Tehranolide molecule modulates the immune response, reduce regulatory T cell and inhibits tumor growth in vivo

Abstract

Tehranolide named as new type of a sesquiterpene lactone with an endoperoxide group which purified from Artemisia diffusa and having similar structure to Artemisinin. Tehranolide is hypothesized to possess effects akin to Artemisinin, which is active against cancer cells. In the present research we emphasized on the direct correlation between the tumor sizes, immune response; including cytokin network, T regulatory cells and Tehranolide intraperitoneally injected Tehranolide.
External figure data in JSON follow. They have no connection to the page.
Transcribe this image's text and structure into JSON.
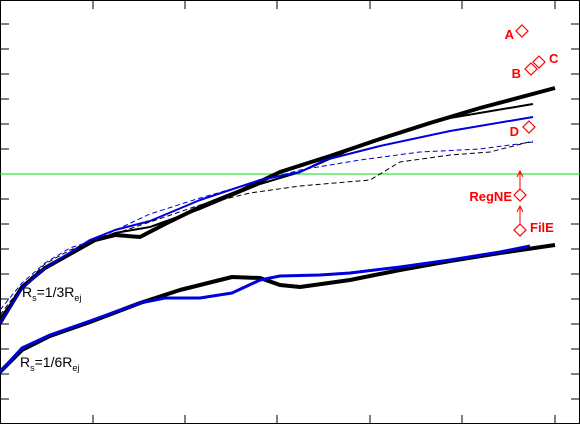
{
  "chart_data": {
    "type": "line",
    "xlim": [
      0,
      580
    ],
    "ylim": [
      0,
      424
    ],
    "xticks": [
      93,
      185,
      277,
      370,
      462,
      555
    ],
    "yticks": [
      25,
      50,
      75,
      100,
      125,
      150,
      175,
      200,
      225,
      250,
      275,
      300,
      325,
      350,
      375,
      400
    ],
    "hline": {
      "value": 250,
      "color": "#00dd00"
    },
    "series": [
      {
        "color": "#000000",
        "width": 4,
        "dash": false,
        "x": [
          0,
          22,
          45,
          70,
          95,
          115,
          140,
          165,
          200,
          240,
          280,
          330,
          380,
          430,
          480,
          555
        ],
        "values": [
          101,
          137,
          156,
          170,
          184,
          189,
          187,
          200,
          217,
          233,
          252,
          268,
          285,
          301,
          316,
          336
        ]
      },
      {
        "color": "#000000",
        "width": 2,
        "dash": false,
        "x": [
          0,
          22,
          45,
          90,
          115,
          150,
          200,
          260,
          300,
          350,
          400,
          450,
          533
        ],
        "values": [
          106,
          135,
          156,
          181,
          191,
          197,
          215,
          240,
          252,
          274,
          292,
          306,
          320
        ]
      },
      {
        "color": "#0000dd",
        "width": 2,
        "dash": false,
        "x": [
          0,
          22,
          45,
          90,
          115,
          150,
          200,
          260,
          300,
          325,
          380,
          450,
          533
        ],
        "values": [
          101,
          136,
          156,
          184,
          194,
          203,
          224,
          244,
          252,
          264,
          278,
          293,
          307
        ]
      },
      {
        "color": "#0000dd",
        "width": 1,
        "dash": true,
        "x": [
          0,
          22,
          45,
          70,
          95,
          120,
          150,
          200,
          260,
          300,
          360,
          420,
          480,
          533
        ],
        "values": [
          114,
          141,
          161,
          176,
          184,
          196,
          210,
          226,
          243,
          254,
          264,
          272,
          275,
          282
        ]
      },
      {
        "color": "#000000",
        "width": 1,
        "dash": true,
        "x": [
          0,
          22,
          45,
          70,
          95,
          120,
          150,
          200,
          250,
          300,
          370,
          400,
          450,
          490,
          533
        ],
        "values": [
          109,
          138,
          160,
          174,
          183,
          192,
          202,
          219,
          231,
          238,
          244,
          262,
          269,
          272,
          283
        ]
      },
      {
        "color": "#000000",
        "width": 4,
        "dash": false,
        "x": [
          0,
          22,
          50,
          90,
          140,
          180,
          232,
          260,
          280,
          300,
          350,
          400,
          450,
          500,
          555
        ],
        "values": [
          52,
          74,
          88,
          102,
          121,
          134,
          147,
          146,
          139,
          137,
          144,
          154,
          163,
          171,
          179
        ]
      },
      {
        "color": "#0000dd",
        "width": 3,
        "dash": false,
        "x": [
          0,
          22,
          50,
          90,
          140,
          165,
          200,
          232,
          260,
          280,
          320,
          350,
          400,
          450,
          500,
          530
        ],
        "values": [
          52,
          76,
          89,
          103,
          121,
          126,
          126,
          131,
          144,
          148,
          149,
          151,
          157,
          164,
          172,
          178
        ]
      }
    ],
    "points": {
      "color": "#ff0000",
      "labels": [
        "A",
        "B",
        "C",
        "D",
        "RegNE",
        "FilE"
      ],
      "x": [
        522,
        531,
        539,
        529,
        520,
        520
      ],
      "values": [
        393,
        355,
        362,
        297,
        229,
        194
      ],
      "arrow": [
        false,
        false,
        false,
        false,
        true,
        true
      ]
    },
    "annotations": [
      {
        "x": 22,
        "y": 127,
        "parts": [
          {
            "text": "R"
          },
          {
            "text": "s",
            "sub": true
          },
          {
            "text": "=1/3R"
          },
          {
            "text": "ej",
            "sub": true
          }
        ]
      },
      {
        "x": 20,
        "y": 57,
        "parts": [
          {
            "text": "R"
          },
          {
            "text": "s",
            "sub": true
          },
          {
            "text": "=1/6R"
          },
          {
            "text": "ej",
            "sub": true
          }
        ]
      }
    ]
  }
}
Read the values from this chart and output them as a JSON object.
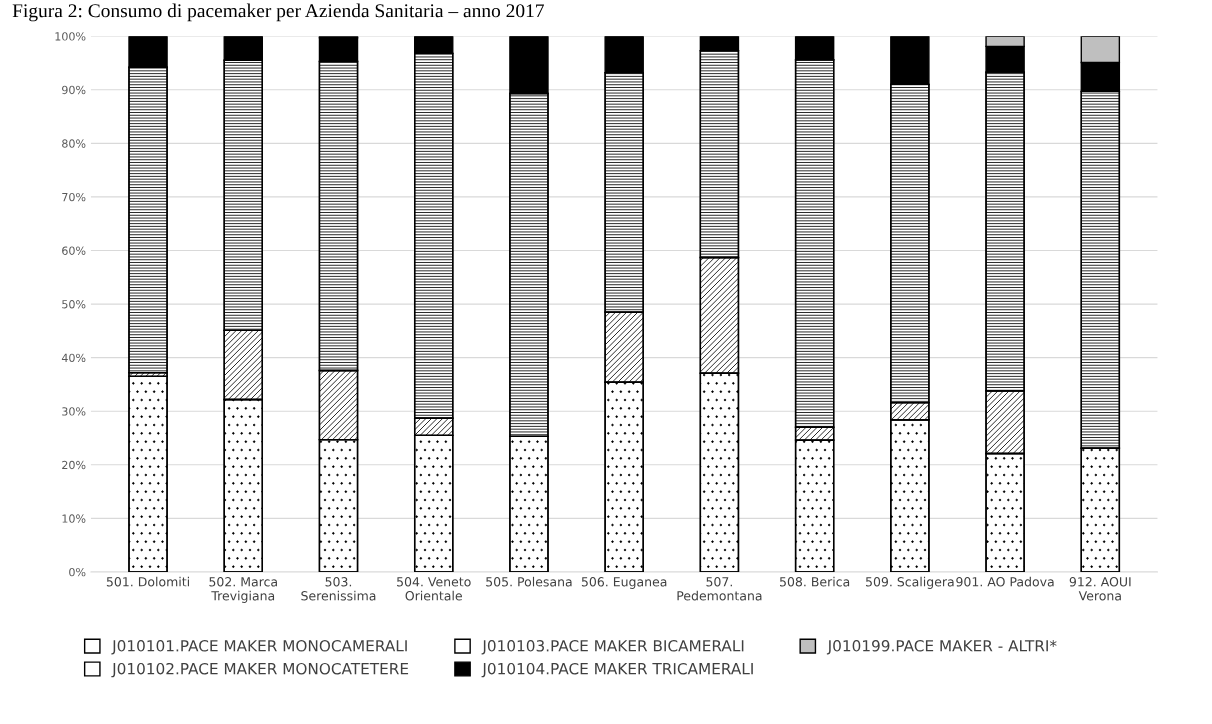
{
  "chart_data": {
    "type": "bar",
    "stacked": true,
    "title": "Figura 2: Consumo di pacemaker per Azienda Sanitaria – anno 2017",
    "categories": [
      "501. Dolomiti",
      "502. Marca\nTrevigiana",
      "503.\nSerenissima",
      "504. Veneto\nOrientale",
      "505. Polesana",
      "506. Euganea",
      "507.\nPedemontana",
      "508. Berica",
      "509. Scaligera",
      "901. AO Padova",
      "912. AOUI\nVerona"
    ],
    "series": [
      {
        "name": "J010101.PACE MAKER MONOCAMERALI",
        "color": "#ffffff",
        "values": [
          36.5,
          32.2,
          24.7,
          25.5,
          25.3,
          35.4,
          37.1,
          24.6,
          28.4,
          22.1,
          23.1
        ]
      },
      {
        "name": "J010102.PACE MAKER MONOCATETERE",
        "color": "#ffffff",
        "values": [
          0.7,
          12.9,
          12.9,
          3.2,
          0,
          13.1,
          21.6,
          2.4,
          3.2,
          11.7,
          0
        ]
      },
      {
        "name": "J010103.PACE MAKER BICAMERALI",
        "color": "#ffffff",
        "values": [
          57.0,
          50.4,
          57.7,
          68.1,
          64.0,
          44.7,
          38.6,
          68.6,
          59.4,
          59.5,
          66.6
        ]
      },
      {
        "name": "J010104.PACE MAKER TRICAMERALI",
        "color": "#000000",
        "values": [
          5.8,
          4.5,
          4.4,
          3.2,
          10.7,
          6.8,
          2.7,
          4.4,
          9.0,
          4.8,
          5.4
        ]
      },
      {
        "name": "J010199.PACE MAKER - ALTRI*",
        "color": "#bfbfbf",
        "values": [
          0,
          0,
          0.3,
          0,
          0,
          0,
          0,
          0,
          0,
          1.9,
          4.9
        ]
      }
    ],
    "ylim": [
      0,
      100
    ],
    "yticks": [
      {
        "value": 0,
        "label": "0%"
      },
      {
        "value": 10,
        "label": "10%"
      },
      {
        "value": 20,
        "label": "20%"
      },
      {
        "value": 30,
        "label": "30%"
      },
      {
        "value": 40,
        "label": "40%"
      },
      {
        "value": 50,
        "label": "50%"
      },
      {
        "value": 60,
        "label": "60%"
      },
      {
        "value": 70,
        "label": "70%"
      },
      {
        "value": 80,
        "label": "80%"
      },
      {
        "value": 90,
        "label": "90%"
      },
      {
        "value": 100,
        "label": "100%"
      }
    ],
    "grid": "y",
    "legend": "bottom"
  }
}
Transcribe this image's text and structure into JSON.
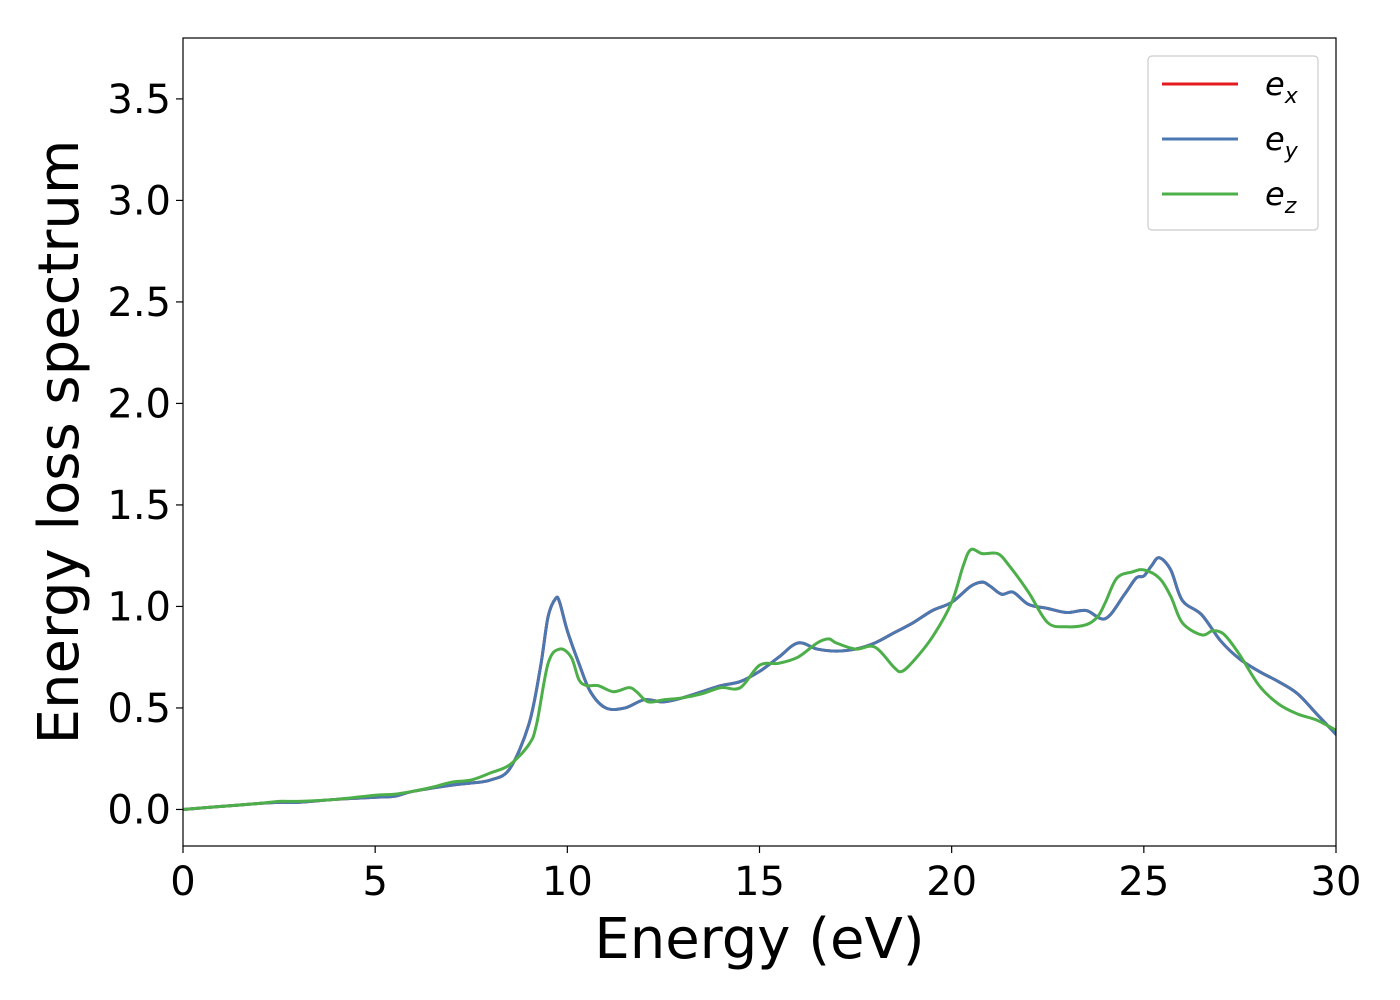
{
  "chart_data": {
    "type": "line",
    "xlabel": "Energy (eV)",
    "ylabel": "Energy loss spectrum",
    "xlim": [
      0,
      30
    ],
    "ylim": [
      -0.18,
      3.8
    ],
    "xticks": [
      0,
      5,
      10,
      15,
      20,
      25,
      30
    ],
    "xtick_labels": [
      "0",
      "5",
      "10",
      "15",
      "20",
      "25",
      "30"
    ],
    "yticks": [
      0.0,
      0.5,
      1.0,
      1.5,
      2.0,
      2.5,
      3.0,
      3.5
    ],
    "ytick_labels": [
      "0.0",
      "0.5",
      "1.0",
      "1.5",
      "2.0",
      "2.5",
      "3.0",
      "3.5"
    ],
    "grid": false,
    "legend_position": "top-right",
    "series": [
      {
        "name": "e",
        "subscript": "x",
        "color": "#e41a1c",
        "x": [
          0,
          1,
          2,
          2.5,
          3,
          4,
          5,
          5.5,
          6,
          7,
          7.5,
          8,
          8.5,
          9,
          9.3,
          9.5,
          9.7,
          9.8,
          10,
          10.3,
          10.6,
          11,
          11.5,
          12,
          12.5,
          13,
          13.5,
          14,
          14.5,
          15,
          15.5,
          16,
          16.5,
          17,
          17.5,
          18,
          18.5,
          19,
          19.5,
          20,
          20.5,
          20.8,
          21,
          21.3,
          21.6,
          22,
          22.5,
          23,
          23.5,
          24,
          24.5,
          24.8,
          25,
          25.2,
          25.4,
          25.7,
          26,
          26.5,
          27,
          27.5,
          28,
          28.5,
          29,
          29.5,
          30
        ],
        "y": [
          0.0,
          0.015,
          0.03,
          0.035,
          0.035,
          0.05,
          0.06,
          0.065,
          0.09,
          0.12,
          0.13,
          0.145,
          0.2,
          0.42,
          0.7,
          0.95,
          1.04,
          1.02,
          0.88,
          0.72,
          0.58,
          0.5,
          0.5,
          0.54,
          0.53,
          0.55,
          0.58,
          0.61,
          0.63,
          0.68,
          0.75,
          0.82,
          0.79,
          0.78,
          0.79,
          0.82,
          0.87,
          0.92,
          0.98,
          1.02,
          1.1,
          1.12,
          1.1,
          1.06,
          1.07,
          1.01,
          0.99,
          0.97,
          0.98,
          0.94,
          1.06,
          1.14,
          1.15,
          1.2,
          1.24,
          1.18,
          1.03,
          0.96,
          0.83,
          0.74,
          0.68,
          0.63,
          0.57,
          0.47,
          0.37
        ]
      },
      {
        "name": "e",
        "subscript": "y",
        "color": "#4a78b0",
        "x": [
          0,
          1,
          2,
          2.5,
          3,
          4,
          5,
          5.5,
          6,
          7,
          7.5,
          8,
          8.5,
          9,
          9.3,
          9.5,
          9.7,
          9.8,
          10,
          10.3,
          10.6,
          11,
          11.5,
          12,
          12.5,
          13,
          13.5,
          14,
          14.5,
          15,
          15.5,
          16,
          16.5,
          17,
          17.5,
          18,
          18.5,
          19,
          19.5,
          20,
          20.5,
          20.8,
          21,
          21.3,
          21.6,
          22,
          22.5,
          23,
          23.5,
          24,
          24.5,
          24.8,
          25,
          25.2,
          25.4,
          25.7,
          26,
          26.5,
          27,
          27.5,
          28,
          28.5,
          29,
          29.5,
          30
        ],
        "y": [
          0.0,
          0.015,
          0.03,
          0.035,
          0.035,
          0.05,
          0.06,
          0.065,
          0.09,
          0.12,
          0.13,
          0.145,
          0.2,
          0.42,
          0.7,
          0.95,
          1.04,
          1.02,
          0.88,
          0.72,
          0.58,
          0.5,
          0.5,
          0.54,
          0.53,
          0.55,
          0.58,
          0.61,
          0.63,
          0.68,
          0.75,
          0.82,
          0.79,
          0.78,
          0.79,
          0.82,
          0.87,
          0.92,
          0.98,
          1.02,
          1.1,
          1.12,
          1.1,
          1.06,
          1.07,
          1.01,
          0.99,
          0.97,
          0.98,
          0.94,
          1.06,
          1.14,
          1.15,
          1.2,
          1.24,
          1.18,
          1.03,
          0.96,
          0.83,
          0.74,
          0.68,
          0.63,
          0.57,
          0.47,
          0.37
        ]
      },
      {
        "name": "e",
        "subscript": "z",
        "color": "#4daf4a",
        "x": [
          0,
          1,
          2,
          2.5,
          3,
          4,
          5,
          5.5,
          6,
          6.5,
          7,
          7.5,
          8,
          8.5,
          9,
          9.2,
          9.5,
          9.8,
          10.1,
          10.3,
          10.5,
          10.8,
          11.2,
          11.6,
          11.8,
          12.1,
          12.5,
          13,
          13.5,
          14,
          14.5,
          15,
          15.5,
          16,
          16.5,
          16.8,
          17,
          17.5,
          18,
          18.5,
          18.7,
          19,
          19.5,
          20,
          20.3,
          20.5,
          20.8,
          21.2,
          21.5,
          22,
          22.5,
          23,
          23.5,
          23.8,
          24,
          24.3,
          24.7,
          25,
          25.4,
          25.7,
          26,
          26.5,
          26.8,
          27.1,
          27.5,
          28,
          28.5,
          29,
          29.5,
          30
        ],
        "y": [
          0.0,
          0.015,
          0.03,
          0.04,
          0.04,
          0.05,
          0.07,
          0.075,
          0.09,
          0.11,
          0.135,
          0.145,
          0.18,
          0.22,
          0.32,
          0.42,
          0.72,
          0.79,
          0.75,
          0.64,
          0.61,
          0.61,
          0.58,
          0.6,
          0.58,
          0.53,
          0.54,
          0.55,
          0.57,
          0.6,
          0.6,
          0.71,
          0.72,
          0.75,
          0.82,
          0.84,
          0.82,
          0.79,
          0.8,
          0.7,
          0.68,
          0.73,
          0.85,
          1.02,
          1.2,
          1.28,
          1.26,
          1.26,
          1.2,
          1.07,
          0.92,
          0.9,
          0.91,
          0.95,
          1.02,
          1.14,
          1.17,
          1.18,
          1.14,
          1.05,
          0.92,
          0.86,
          0.88,
          0.86,
          0.76,
          0.61,
          0.52,
          0.47,
          0.44,
          0.39
        ]
      }
    ]
  }
}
In this study, Tehranolide was purified from Artemisia difussa. First we evaluated the effects of Tehranolide on cell growth inhibition (in vitro) by MTT assay and second investigated the immune responses, these include measuring tumor growth in the female Balb/c mice transplanted with spontaneous mouse mammary tumor and treated with Tehranolide, splenocyte proliferation detected by using the BrdU kit, measurement of cytokine profile by ELISA and analysis of T-lymphocytes subpopulation in spleen by Flow cytometry. Our results showed a significant ( p < 0.05) decrease in the tumor volume and the level of IL-4 in the animals treated with Tehranolide, compared to untreated group. In addition, a significant ( p < 0.05) increase in the lymphocytes proliferation and the level of IFN-γ in the animals treated with Tehranolide in comparison with control group. Furthermore, we regulate the regulatory T cells in order to improve the outcome of cancer immunotherapy. The measurement of splenic CD4 +CD25 +Foxp3 + T lymphocytes indicated that Tehranolide significantly ( p < 0.05) decreased the number of these lymphocytes. These findings show that the use of Tehranolide molecule represents a novel strategy with major suggestions for cancer therapy approaches.